EU-Parlament lässt Ungarn zappeln

Die Anhörungen der designierten EU-Kommissare und -Kommissarinnen vor dem Europaparlament sind am Donnerstag in eine weitere Runde gegangen. Der ungarische Kandidat Oliver Varhelyi erhielt dabei vorerst nicht den Segen der Abgeordneten. Auch der Zeitplan der Kommission wackelt erneut, weil London keinen Kandidaten schicken will – eine Haltung, die nun ein EU-Verfahren nach sich zieht.
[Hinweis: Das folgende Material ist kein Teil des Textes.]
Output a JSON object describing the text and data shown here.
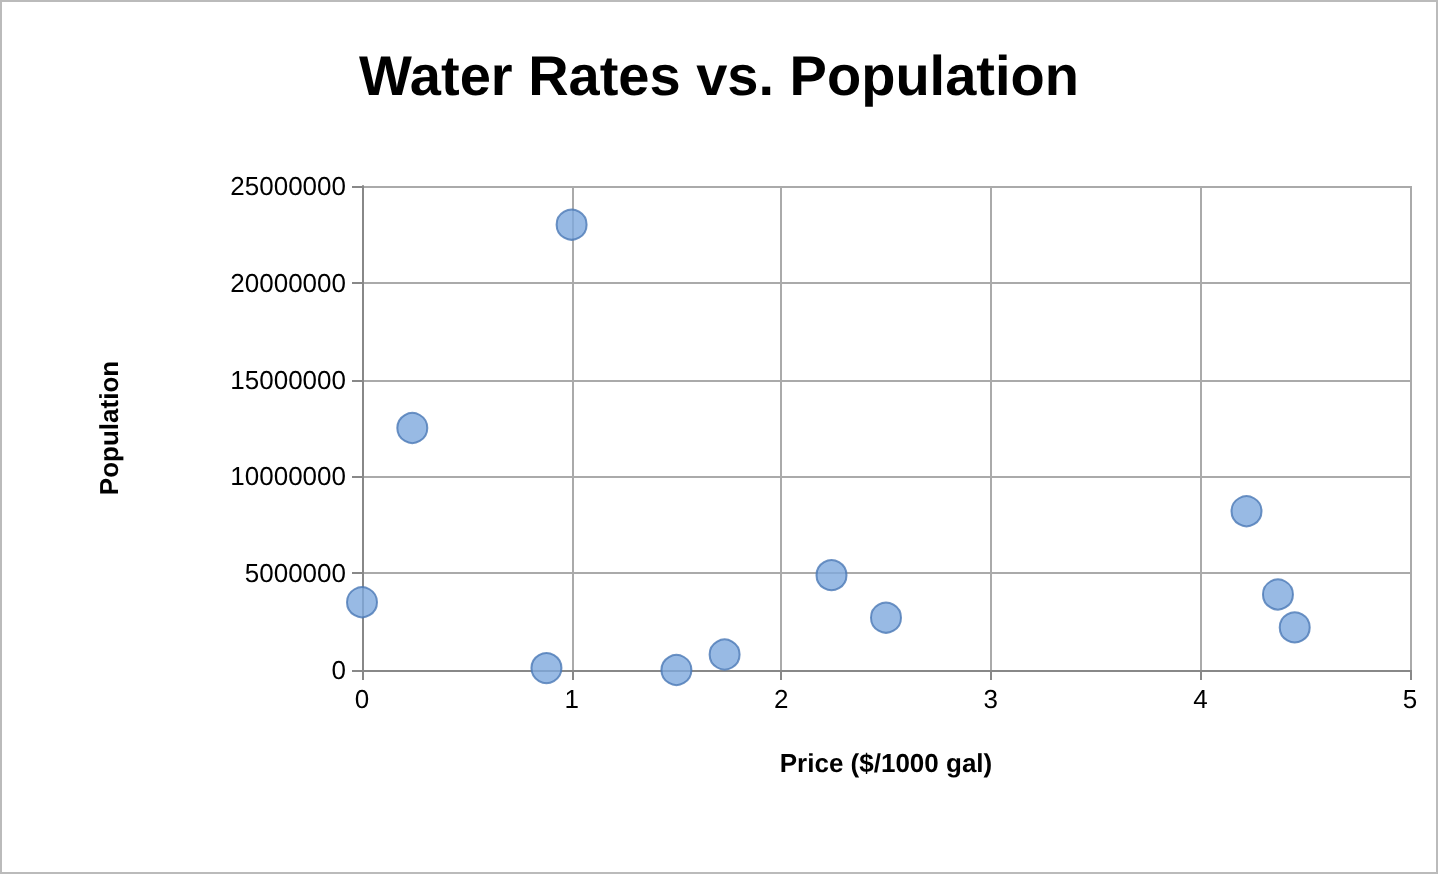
{
  "chart_data": {
    "type": "scatter",
    "title": "Water Rates vs. Population",
    "xlabel": "Price ($/1000 gal)",
    "ylabel": "Population",
    "x": [
      0,
      0.24,
      1.0,
      0.88,
      1.5,
      1.73,
      2.24,
      2.5,
      4.22,
      4.37,
      4.45
    ],
    "values": [
      3500000,
      12500000,
      23000000,
      100000,
      0,
      800000,
      4900000,
      2700000,
      8200000,
      3900000,
      2200000
    ],
    "color": "#7ea9dd",
    "marker": "circle",
    "xlim": [
      0,
      5
    ],
    "xticks": [
      0,
      1,
      2,
      3,
      4,
      5
    ],
    "ylim": [
      0,
      25000000
    ],
    "yticks": [
      0,
      5000000,
      10000000,
      15000000,
      20000000,
      25000000
    ],
    "grid": true
  }
}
Nötig ist das Frage-Antwort-Spiel zwischen den EU-Kommissionskandidaten und den zugehörigen EU-Parlamentsausschüssen, damit die künftige Kommissionspräsidentin Ursula von der Leyen ihr Team endlich fixieren kann. Den Beginn machte am Donnerstag Varhelyi, der aber nicht einmal eine einfache Mehrheit im EU-Parlament erhielt. Sozialdemokraten, Liberale, Grüne und Linke im Ausschuss wollen ihn deshalb bitten, zusätzliche Fragen schriftlich zu beantworten. Damit wurde nicht vor nächster Woche gerechnet.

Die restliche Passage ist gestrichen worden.